PRESCRIPTION ACT 1832

CAP. LXXI.

An Act for shortening the Time of Prescription in certain Cases. [1st August 1832.]

Claims to Right of Common and other Profits a prendre, not to be defeated after Thirty Years Enjoyment by shewing the Commencement;

after Sixty Years Enjoyment the Right to be absolute, unless had by Consent or Agreement.

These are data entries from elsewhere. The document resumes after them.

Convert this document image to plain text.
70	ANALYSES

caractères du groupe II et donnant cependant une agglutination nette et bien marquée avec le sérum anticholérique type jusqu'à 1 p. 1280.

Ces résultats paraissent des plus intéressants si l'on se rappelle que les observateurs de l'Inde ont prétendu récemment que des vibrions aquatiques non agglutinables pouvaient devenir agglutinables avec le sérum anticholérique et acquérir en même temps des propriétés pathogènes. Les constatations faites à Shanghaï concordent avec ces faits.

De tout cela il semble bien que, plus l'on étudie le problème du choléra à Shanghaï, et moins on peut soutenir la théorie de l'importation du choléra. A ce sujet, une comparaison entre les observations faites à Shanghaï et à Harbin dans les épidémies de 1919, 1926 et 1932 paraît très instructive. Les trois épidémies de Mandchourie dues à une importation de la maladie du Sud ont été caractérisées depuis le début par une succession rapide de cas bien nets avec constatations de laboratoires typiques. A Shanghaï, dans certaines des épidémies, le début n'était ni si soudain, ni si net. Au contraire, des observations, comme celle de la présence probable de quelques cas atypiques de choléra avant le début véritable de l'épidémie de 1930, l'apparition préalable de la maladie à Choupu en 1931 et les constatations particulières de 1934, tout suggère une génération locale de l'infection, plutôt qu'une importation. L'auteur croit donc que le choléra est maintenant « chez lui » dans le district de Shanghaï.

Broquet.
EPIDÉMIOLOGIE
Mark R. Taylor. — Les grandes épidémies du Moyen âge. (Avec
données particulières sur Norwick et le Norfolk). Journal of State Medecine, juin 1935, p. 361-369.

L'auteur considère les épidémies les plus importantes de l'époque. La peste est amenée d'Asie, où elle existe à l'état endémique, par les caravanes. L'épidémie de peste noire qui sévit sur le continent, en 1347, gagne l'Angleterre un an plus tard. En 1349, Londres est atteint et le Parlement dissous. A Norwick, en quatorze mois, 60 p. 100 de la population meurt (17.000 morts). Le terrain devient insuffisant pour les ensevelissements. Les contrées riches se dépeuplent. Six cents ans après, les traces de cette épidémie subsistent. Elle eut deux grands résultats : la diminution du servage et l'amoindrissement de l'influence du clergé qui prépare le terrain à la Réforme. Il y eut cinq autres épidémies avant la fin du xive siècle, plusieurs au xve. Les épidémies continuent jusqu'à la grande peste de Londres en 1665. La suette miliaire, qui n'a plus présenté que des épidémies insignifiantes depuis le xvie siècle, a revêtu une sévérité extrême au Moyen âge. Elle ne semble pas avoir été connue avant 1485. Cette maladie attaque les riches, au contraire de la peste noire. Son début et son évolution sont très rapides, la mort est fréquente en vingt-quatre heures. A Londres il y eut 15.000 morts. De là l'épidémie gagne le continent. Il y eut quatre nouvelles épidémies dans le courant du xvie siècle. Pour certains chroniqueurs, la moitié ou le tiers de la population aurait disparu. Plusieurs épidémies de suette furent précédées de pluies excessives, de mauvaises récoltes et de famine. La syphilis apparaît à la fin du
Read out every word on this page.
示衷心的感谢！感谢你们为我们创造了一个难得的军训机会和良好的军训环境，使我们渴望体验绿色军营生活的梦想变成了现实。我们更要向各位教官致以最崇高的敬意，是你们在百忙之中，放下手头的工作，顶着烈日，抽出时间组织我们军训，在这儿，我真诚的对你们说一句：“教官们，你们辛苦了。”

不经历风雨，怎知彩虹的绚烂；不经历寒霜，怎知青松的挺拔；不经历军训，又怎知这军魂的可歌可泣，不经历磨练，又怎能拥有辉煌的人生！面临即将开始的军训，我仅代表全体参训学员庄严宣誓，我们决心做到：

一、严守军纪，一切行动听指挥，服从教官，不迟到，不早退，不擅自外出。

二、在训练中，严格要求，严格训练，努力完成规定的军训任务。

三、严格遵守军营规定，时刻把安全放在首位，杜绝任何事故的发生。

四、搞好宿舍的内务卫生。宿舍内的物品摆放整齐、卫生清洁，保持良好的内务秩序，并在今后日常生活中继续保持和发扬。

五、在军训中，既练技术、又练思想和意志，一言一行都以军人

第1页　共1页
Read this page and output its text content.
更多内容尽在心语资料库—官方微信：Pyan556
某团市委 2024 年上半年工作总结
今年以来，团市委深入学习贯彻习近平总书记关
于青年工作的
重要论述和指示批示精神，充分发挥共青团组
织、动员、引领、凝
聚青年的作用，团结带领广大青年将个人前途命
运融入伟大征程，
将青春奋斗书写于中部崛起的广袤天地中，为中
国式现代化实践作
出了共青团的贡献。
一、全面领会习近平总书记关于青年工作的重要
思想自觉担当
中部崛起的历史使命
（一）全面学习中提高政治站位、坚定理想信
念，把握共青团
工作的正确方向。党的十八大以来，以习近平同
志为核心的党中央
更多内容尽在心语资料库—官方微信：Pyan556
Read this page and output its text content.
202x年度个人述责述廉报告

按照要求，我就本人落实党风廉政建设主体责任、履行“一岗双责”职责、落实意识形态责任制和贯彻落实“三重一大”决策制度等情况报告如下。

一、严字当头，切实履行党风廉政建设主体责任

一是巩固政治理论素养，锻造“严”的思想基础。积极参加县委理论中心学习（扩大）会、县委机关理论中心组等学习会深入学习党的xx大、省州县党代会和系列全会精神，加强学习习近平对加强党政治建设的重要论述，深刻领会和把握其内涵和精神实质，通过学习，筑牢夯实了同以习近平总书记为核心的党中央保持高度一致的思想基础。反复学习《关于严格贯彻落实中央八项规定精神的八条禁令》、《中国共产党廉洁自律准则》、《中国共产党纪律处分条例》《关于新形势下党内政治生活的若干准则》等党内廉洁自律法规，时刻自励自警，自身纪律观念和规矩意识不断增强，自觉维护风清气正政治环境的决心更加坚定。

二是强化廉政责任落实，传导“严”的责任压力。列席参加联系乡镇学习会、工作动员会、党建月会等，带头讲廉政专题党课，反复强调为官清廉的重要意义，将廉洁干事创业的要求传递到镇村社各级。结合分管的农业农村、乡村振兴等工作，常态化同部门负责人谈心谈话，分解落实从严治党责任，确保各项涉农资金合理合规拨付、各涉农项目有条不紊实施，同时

WHEREAS the Expression ‘Time Immemorial, or Time whereof the Memory of Man runneth not to the contrary,’ is now by the Law of England in many Cases considered to include and denote the whole Period of Time from the Reign of King Richard the First, whereby the Title to Matters that have been long enjoyed is sometimes defeated by showing the Commencement of such Enjoyment, which is in many Cases productive of Inconvenience and Injustice; for Remedy thereof be it enacted by the King’s most Excellent Majesty, by and with the Advice and Consent of the Lords Spiritual and Temporal, and Commons, in this present Parliament assembled, and by the Authority of the same, That no Claim which may be lawfully made at the Common Law, by Custom, Prescription, or Grant, to any Right of Common or other Profit or Benefit to be taken and enjoyed from or upon any Land of our Sovereign Lord the King, His Heirs or Successors, or any Land being Parcel of the Duchy of Lancaster or of the Duchy of Cornwall, or of any, Ecclesiastical or Lay Person, or Body Corporate, except such Matters and Things as are herein specially provided for, and except Tithes, Rent, and Services, shall, where such Right, Profit, or Benefit shall have been actually taken and enjoyed by any Person claiming Right thereto without Interruption for the full Period of Thirty Years, be defeated or destroyed by showing only that such Right, Profit, or Benefit was first taken or enjoyed at any Time prior to such Period of Thirty Years, but nevertheless such Claim may be defeated in any other Way by which the same is now liable to be defeated; and when such Right, Profit, or Benefit shall have been so taken and enjoyed as aforesaid for the full Period of Sixty Years, the Right thereto shall be deemed absolute and indefeasible, unless it shall appear that the same, was taken and enjoyed by some Consent or Agreement expressly made or given for that Purpose by Deed or Writing.